Public sector leaders point out areas to focus on to bring an innovative mindset to their organizations. This starts with allocating 10-15% of the budget to advanced services to make the organization run more efficiently, provide services that create expanded tax revenue, and improve community standards and participation. Innovation examples include technology strategies and capabilities widely available to every organization, including:
- The low code/no code approach to visual software development provides easier access to simple code for both internal and external developers to co-create and extend agency applications and processes.
- An agile software development approach to streamline and accelerate the ability to deliver higher quality systems and applications, which saves taxpayer money and extends budgets.
- Public sector industry clouds to both capitalize on cloud vendors’ resources and securely store, manage, and access government services and assets.
Make Talent Development and Employee Empowerment Job One
Today, talented employees have choices no matter what type of organization they work for.

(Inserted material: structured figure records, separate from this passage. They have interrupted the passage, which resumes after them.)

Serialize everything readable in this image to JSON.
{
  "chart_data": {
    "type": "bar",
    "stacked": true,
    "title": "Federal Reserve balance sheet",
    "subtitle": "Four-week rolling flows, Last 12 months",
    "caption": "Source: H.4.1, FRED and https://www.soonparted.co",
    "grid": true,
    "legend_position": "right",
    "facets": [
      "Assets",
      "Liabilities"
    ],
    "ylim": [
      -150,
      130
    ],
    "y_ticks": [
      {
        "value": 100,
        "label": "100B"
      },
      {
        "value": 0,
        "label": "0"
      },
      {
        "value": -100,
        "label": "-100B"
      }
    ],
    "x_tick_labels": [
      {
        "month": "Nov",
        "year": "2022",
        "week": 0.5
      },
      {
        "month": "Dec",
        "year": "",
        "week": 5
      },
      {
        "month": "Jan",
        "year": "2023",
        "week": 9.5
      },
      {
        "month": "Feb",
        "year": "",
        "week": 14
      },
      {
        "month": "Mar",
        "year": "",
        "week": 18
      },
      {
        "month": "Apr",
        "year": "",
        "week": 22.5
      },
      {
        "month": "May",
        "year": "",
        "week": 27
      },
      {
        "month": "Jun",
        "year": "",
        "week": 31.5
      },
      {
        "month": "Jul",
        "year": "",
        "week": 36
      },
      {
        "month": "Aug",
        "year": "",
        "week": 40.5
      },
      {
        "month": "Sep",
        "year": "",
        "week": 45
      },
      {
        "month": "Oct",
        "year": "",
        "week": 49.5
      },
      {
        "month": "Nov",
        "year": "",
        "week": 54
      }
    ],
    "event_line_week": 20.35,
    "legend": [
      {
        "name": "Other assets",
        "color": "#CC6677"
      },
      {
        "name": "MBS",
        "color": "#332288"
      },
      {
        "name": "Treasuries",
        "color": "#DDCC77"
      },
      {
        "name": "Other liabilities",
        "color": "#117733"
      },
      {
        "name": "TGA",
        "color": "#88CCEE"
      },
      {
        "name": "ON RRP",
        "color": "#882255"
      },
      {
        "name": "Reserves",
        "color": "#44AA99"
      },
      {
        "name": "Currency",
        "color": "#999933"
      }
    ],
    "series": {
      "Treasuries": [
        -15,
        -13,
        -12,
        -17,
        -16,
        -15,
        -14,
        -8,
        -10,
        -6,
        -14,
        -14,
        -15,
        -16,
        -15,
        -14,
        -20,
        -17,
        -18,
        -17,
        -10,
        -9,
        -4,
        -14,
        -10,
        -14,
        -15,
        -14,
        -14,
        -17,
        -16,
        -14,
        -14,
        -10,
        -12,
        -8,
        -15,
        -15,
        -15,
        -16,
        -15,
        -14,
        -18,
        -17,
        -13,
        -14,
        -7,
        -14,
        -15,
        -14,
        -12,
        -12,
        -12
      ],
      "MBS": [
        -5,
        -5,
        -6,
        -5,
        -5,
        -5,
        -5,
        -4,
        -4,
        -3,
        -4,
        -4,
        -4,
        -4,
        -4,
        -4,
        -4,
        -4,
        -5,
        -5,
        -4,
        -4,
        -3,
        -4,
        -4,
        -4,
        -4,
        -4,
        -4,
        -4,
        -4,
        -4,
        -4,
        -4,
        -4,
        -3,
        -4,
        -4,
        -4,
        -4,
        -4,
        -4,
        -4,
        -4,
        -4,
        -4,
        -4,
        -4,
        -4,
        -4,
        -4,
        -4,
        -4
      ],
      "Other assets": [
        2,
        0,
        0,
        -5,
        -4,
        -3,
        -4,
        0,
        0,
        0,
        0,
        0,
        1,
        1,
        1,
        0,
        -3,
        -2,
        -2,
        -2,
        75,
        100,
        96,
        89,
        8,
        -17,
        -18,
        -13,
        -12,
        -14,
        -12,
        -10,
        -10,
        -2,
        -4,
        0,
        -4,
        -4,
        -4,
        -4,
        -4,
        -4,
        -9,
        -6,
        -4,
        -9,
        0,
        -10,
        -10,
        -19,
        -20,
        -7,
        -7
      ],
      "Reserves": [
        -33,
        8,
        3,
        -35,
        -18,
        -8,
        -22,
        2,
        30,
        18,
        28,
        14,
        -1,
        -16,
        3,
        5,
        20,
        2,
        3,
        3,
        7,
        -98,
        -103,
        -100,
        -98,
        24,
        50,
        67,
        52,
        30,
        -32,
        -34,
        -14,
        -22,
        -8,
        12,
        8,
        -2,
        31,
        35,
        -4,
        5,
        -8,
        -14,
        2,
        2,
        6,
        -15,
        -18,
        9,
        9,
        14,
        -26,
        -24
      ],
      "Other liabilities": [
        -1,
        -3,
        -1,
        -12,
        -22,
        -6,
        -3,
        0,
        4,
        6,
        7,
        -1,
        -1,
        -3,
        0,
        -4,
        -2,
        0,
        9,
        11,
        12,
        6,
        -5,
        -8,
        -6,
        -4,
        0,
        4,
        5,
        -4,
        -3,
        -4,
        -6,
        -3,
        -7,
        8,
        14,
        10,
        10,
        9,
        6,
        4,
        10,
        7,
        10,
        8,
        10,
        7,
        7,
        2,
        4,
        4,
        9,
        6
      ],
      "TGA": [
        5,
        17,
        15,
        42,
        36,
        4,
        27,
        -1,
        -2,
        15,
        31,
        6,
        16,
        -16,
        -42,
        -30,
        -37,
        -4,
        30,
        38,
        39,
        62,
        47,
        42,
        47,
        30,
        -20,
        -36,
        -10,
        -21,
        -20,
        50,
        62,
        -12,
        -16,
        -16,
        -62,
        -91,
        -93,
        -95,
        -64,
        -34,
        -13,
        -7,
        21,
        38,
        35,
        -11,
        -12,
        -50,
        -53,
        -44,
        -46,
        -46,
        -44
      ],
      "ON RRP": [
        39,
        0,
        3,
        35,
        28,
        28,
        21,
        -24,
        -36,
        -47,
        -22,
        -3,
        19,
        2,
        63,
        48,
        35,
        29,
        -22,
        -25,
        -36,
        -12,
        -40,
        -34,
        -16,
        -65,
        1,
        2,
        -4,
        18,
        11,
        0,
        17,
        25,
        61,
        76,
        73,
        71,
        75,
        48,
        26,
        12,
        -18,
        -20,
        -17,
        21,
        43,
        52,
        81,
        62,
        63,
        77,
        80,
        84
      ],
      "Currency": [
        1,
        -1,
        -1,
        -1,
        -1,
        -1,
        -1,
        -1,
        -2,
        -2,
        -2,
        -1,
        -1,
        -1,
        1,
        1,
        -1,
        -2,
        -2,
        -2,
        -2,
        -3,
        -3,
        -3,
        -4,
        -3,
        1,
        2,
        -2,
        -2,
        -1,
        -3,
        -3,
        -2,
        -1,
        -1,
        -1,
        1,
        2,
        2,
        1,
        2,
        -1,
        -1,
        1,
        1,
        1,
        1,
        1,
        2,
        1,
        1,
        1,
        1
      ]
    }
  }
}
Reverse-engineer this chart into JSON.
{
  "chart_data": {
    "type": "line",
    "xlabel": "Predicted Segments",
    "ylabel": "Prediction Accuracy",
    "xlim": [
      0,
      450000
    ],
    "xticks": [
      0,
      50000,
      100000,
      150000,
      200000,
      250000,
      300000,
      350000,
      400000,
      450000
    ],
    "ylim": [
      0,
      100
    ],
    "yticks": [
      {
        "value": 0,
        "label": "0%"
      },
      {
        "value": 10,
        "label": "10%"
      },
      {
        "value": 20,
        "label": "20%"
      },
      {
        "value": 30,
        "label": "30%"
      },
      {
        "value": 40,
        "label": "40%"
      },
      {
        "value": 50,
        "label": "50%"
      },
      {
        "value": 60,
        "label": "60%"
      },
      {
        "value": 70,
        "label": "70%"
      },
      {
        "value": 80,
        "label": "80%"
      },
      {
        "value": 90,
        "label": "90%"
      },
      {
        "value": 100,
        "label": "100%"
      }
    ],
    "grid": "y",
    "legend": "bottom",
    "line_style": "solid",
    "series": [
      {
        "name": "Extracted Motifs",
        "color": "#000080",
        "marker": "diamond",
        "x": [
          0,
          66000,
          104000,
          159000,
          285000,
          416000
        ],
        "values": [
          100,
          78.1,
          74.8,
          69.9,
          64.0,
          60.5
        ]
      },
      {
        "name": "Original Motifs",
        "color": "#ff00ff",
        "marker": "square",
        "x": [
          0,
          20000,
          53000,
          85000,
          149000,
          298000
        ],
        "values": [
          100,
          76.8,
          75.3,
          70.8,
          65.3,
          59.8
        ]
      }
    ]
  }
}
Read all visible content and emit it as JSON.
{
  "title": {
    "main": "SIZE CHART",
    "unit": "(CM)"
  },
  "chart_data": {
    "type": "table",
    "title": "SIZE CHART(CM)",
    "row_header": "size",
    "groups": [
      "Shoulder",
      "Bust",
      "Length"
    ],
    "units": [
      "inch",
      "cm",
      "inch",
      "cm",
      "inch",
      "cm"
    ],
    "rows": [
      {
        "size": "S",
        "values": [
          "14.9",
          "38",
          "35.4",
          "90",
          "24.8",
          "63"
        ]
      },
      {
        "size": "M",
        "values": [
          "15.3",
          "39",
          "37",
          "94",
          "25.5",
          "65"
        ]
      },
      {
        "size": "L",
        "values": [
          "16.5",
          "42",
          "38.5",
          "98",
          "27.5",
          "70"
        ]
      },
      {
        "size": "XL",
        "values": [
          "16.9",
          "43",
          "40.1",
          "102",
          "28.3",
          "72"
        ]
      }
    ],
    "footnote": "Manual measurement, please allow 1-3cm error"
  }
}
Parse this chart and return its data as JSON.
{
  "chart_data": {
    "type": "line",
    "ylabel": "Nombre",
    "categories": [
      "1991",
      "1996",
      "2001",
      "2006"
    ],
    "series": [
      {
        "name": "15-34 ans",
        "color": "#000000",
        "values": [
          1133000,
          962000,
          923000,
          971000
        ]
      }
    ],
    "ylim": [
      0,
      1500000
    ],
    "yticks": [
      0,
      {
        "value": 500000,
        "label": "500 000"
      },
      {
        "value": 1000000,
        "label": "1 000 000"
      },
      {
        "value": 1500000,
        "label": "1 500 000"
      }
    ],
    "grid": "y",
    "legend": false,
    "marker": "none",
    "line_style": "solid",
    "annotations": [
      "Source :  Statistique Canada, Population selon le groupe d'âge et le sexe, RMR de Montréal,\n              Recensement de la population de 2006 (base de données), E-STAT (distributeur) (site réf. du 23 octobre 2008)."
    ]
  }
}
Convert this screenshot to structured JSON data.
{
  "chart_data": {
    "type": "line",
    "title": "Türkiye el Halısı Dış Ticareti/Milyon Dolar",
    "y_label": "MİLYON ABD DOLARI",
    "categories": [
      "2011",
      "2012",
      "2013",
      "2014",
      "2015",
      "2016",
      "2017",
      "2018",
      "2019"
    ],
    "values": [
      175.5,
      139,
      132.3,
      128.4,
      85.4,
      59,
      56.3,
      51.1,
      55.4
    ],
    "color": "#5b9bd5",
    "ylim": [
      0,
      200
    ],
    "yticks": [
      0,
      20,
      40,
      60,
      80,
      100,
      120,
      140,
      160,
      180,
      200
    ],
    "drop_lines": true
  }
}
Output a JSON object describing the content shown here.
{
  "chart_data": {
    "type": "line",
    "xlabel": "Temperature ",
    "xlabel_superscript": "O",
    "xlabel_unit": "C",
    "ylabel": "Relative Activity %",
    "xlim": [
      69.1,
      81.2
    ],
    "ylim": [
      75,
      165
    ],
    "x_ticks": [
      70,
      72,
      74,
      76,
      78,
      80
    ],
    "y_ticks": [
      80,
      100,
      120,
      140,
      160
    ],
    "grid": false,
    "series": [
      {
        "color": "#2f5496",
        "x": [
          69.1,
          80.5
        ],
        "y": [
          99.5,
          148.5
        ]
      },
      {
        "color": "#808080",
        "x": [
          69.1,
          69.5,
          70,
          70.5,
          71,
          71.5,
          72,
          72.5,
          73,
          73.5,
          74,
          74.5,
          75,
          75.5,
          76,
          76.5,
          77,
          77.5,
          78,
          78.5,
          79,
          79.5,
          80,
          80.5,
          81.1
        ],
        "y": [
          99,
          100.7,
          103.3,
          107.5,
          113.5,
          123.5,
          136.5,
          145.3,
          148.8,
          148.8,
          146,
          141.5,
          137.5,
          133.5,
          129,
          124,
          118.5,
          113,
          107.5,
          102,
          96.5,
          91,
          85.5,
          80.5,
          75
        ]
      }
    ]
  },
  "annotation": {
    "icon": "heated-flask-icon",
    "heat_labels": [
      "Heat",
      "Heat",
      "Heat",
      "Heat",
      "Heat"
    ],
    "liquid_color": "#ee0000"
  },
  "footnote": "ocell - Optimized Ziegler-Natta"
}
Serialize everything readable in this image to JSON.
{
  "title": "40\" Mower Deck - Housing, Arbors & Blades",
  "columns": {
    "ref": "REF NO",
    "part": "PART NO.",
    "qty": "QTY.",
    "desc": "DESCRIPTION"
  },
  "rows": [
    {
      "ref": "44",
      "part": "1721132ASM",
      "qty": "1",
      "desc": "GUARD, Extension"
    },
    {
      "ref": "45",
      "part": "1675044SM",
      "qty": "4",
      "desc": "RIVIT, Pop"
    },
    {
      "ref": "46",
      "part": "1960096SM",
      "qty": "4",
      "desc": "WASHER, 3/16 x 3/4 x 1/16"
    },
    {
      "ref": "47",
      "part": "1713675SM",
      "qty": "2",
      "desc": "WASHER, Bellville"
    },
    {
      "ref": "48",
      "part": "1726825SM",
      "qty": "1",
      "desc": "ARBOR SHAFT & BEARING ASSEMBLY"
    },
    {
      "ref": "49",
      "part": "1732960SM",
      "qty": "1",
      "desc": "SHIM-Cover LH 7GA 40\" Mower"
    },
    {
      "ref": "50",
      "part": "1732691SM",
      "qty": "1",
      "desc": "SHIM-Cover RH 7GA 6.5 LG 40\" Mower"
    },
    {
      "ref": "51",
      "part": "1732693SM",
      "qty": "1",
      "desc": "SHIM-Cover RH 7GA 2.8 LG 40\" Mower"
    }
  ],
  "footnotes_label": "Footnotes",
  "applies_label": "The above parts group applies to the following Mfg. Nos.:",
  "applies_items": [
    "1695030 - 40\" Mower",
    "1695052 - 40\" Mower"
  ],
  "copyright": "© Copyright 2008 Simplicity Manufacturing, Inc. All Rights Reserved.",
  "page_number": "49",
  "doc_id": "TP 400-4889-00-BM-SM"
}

According to a survey by Deloitte in partnership with the Best Places to Work organization, public sector employees are much less satisfied than private sector employees. The top reasons cited by government agency employees were:
- Recognition for quality of work
- Lack of innovation for their work
- Financial rewards
That last reason is the one most cited by public sector leaders regarding challenges with attracting talent. Despite structural government constraints on the financial side, the public sector doesn’t only lead to dissatisfied employees. The survey findings suggest some solutions, too. The first two cited reasons — recognition and innovation — are immediate opportunities to improve employee satisfaction, engagement, and, most importantly, impact. Outlined below are immediate ways to accelerate impact through employee empowerment.
- Move beyond your standard government “employee of the month.” Instead, focus on coaching and training leaders on how to develop and deliver ongoing employee recognition and feedback processes, as well as a culture that highlights high-impact employees and outcomes.
- Partner your best employees and teams with local businesses or approved agency vendors to develop and deploy breakthrough initiatives in your communities. This type of knowledge transfer and co-creation sets new standards and capabilities within your government agency.
- Today, employees are seeking out organizations that align with their values and beliefs. Identify and recruit talent that aligns with the government agency’s purpose and mission to serve, protect, and empower communities and citizens.
Diversity and Inclusion That Elevates and Reflects the Citizens You Serve
Diversity and inclusion are a top priority of boards of directors, CXO leaders, and investors. While the business world is trying to move quickly to adopt diversity policies and create inclusive cultures, these attributes are required in the public sector. Public agencies hire and train employees from all backgrounds. This taps into an often-underserved talent pool while reflecting the diversity and makeup of the communities and citizens that government agencies serve. It’s up to public sector leaders to turn this opportunity into an advantage that aligns with both employee and community values.
When public sector execs look at what’s possible in the private sector versus their world, they are often discouraged. The hurdles — imagined or real — look insurmountable. Laws, policies, changing leadership teams, and fiscal constraints are just a few barriers cited by government executives. With the world and customer expectations changing rapidly, now is the time for public sector leaders to capitalize on the growing list of business, technology, and societal transformations happening in front of them.